Of course not.  I'm not sure what this has to do with anything I said.

> Secondly, phraseology like "is and has been" ("and will be for all
> time!"  usually follows in arguments like this), denies the very real
> phenomenon that humans learn over time.

And when humans learn something and decide to change something as
fundamental as license interpretation for the project, as far as I'm
concerned they have an obligation to make that change explicitly.  Please
feel free to propose a GR making the four-clause BSD license non-free if
you believe that's the best course of action for the project.  Until that
time, as far as I'm concerned (and as near as I can tell, as far as
ftp-master is concerned) it is DFSG-free, with a great deal of precedent
in the archive and in past interpretation of the DFSG.

In the absence of a GR, this discussion, which we've repeated several
times over the years, is rather annoying in its sheer futility.

> Moreover, these license exemplars have been revised *by their original
> promulgators*.  Consequently, I do not think you can argue that the
> supersession of the licenses we originally identified as examples in
> 1997 is the work of upstarts who don't understand the meaning of Free
> Software, or who are trying to subvert or pervert it the concept[2].

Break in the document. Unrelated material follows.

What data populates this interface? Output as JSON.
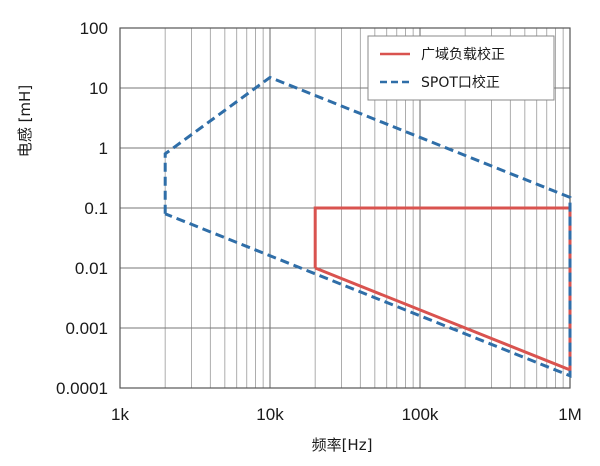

I have never said anything of the sort.

As I have repeated several times in this thread, I don't consider it a
good license, I don't recommend that people use it, and I don't use it.
It is, however, DFSG-free, and it is common enough in the archive that
introduction of more software under that license does not materially
change anything for anyone working with Debian.  Those two things and only
those two things are all that I have argued.